The finger episode occurred about halfway through my basic training course, which was supposed to last for eight weeks. Our days were divided up in one-hour periods covering the gamut of our training program in a predictable way. Now and again, however, our masters would throw in a little diversion to relieve the monotony. The first of these junkets was our baptism of fire, you might say, known in Army-speak as ‘musketry’. We were about to use our rifles as something other than drill props and actually get to fire them! This was an adventure not to be missed, so off came my finger-stall and I fronted up with the best.
This outing had nothing in common with a country-house grouse shoot. Like most activities conducted by the Army, which always seemed to take place in drizzling rain, it was accompanied by much jostling and shouting and every non-com with a clipboard had a field day. We were marched to the thirty-yards range by an officer who insisted on taking a route through a swamp, to our total dismay and the near ruination of our lovingly cosseted boots. We all nurtured a fervent hope that he might somehow wander into the line of fire!
We formed into details and lined up at the firing point opposite our designated targets. I was in the first detail, which acted more or less as guinea pigs. We were to fire from the prone position, i.e. lying on our stomachs, which would have been quite comfortable had we not been wearing greatcoats and ammunition pouches, with haversacks resting on the backs of our necks. We were to fire one sighting shot followed by five scoring shots.
My glasses were rain spattered on the outside and steamed up on the inside, so I had only a vague idea of where the target actually was. I pointed the muzzle in the general direction and pulled the trigger. The targets were then examined. Most of them were still in pristine condition. Mine was the exception. A neat hole was drilled exactly through the centre of the black. A bull’s eye! My target was passed around as an example of what was achievable, and therefore desirable, and I basked in momentary glory. I think it was the only time I hit that small square of cardboard that day! Fortunately, we had several other attempts, on a full-size range, where I managed to acquit myself rather better. I failed to win a marksman’s badge but I did avoid the dreaded wipe-out.

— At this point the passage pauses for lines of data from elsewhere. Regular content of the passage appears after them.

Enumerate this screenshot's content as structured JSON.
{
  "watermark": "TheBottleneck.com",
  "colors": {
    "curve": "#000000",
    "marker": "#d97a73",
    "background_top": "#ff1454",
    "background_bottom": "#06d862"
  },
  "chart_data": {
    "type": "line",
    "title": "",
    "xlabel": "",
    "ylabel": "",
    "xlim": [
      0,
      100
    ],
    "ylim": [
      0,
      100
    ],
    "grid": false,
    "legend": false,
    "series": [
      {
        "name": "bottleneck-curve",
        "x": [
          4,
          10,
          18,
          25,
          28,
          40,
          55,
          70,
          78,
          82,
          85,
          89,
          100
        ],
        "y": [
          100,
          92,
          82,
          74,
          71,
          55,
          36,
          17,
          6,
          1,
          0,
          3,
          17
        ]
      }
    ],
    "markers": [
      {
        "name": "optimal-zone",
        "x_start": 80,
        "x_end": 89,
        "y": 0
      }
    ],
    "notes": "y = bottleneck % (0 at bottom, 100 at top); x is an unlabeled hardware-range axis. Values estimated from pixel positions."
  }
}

On another occasion, we were taken through an assault course. I have since spoken with battle hardened veterans of two World Wars, the Korean campaign and Vietnam but I have yet to meet one who has actually encountered a suspended truck tyre in the field, much less had to crawl through it. The military planners deemed that this and similarly contrived experiences were vital to our military education so we had no choice but to go along with them.
We also played with dummy grenades. The instructor had a novel patter. “The Mills Thirty-Six grenade is segregated (sic) just like a bar of chocolate,” he intoned. “When it goes off, everybody gets a piece!” I suppose it wasn’t such a bad line after all. I’ve remembered it for more than half a century! Fortunately, we never tangled with the live variety. With my puny throw, I would probably have blown my toes off!

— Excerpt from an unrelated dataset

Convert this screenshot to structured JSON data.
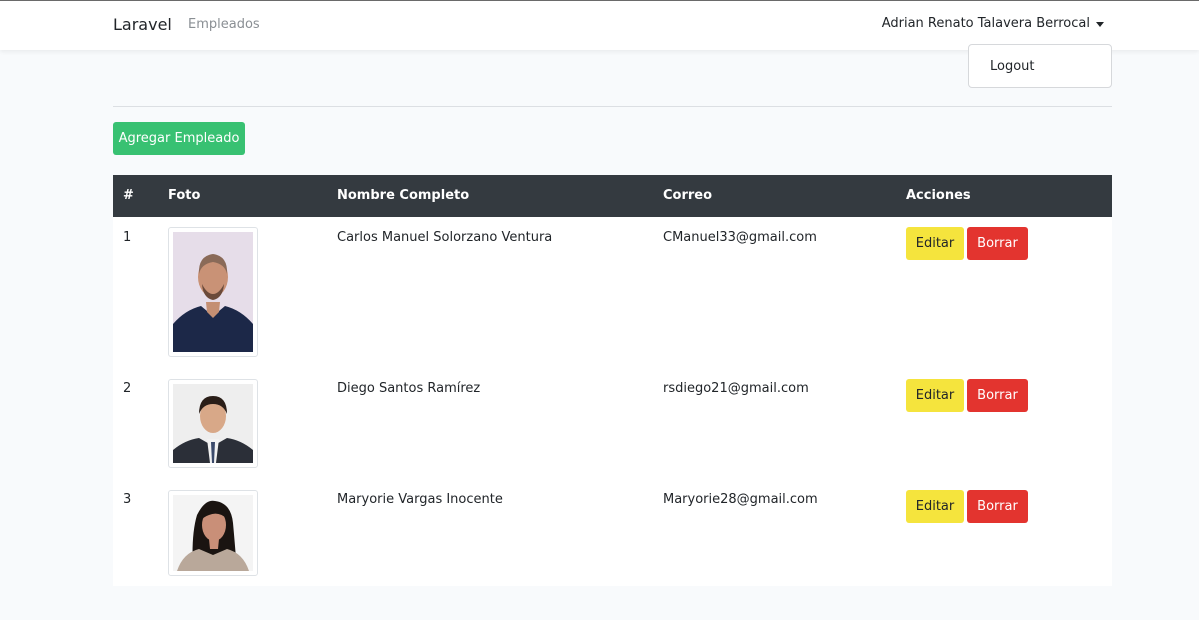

On a couple of occasions we were sent off on a five-mile cross-country ‘bash’. The course, which the army had used since time immemorial, was a well-defined track circling a wooded hill. Those of us who were less inclined to exercise perceived that once into the trees, we could drop out of the pack and lie low in the bushes. A leisurely stroll over the summit would bring us back onto the course just in time to rejoin our perspiring comrades and make a brave finish.
A couple of our band of skivers overdid it and came blustering in with the first dozen or so, only to discover, to their chagrin, that they had ‘volunteered’ to represent the unit at a cross-country meeting on the following weekend! Shades of the tortoise and the hare!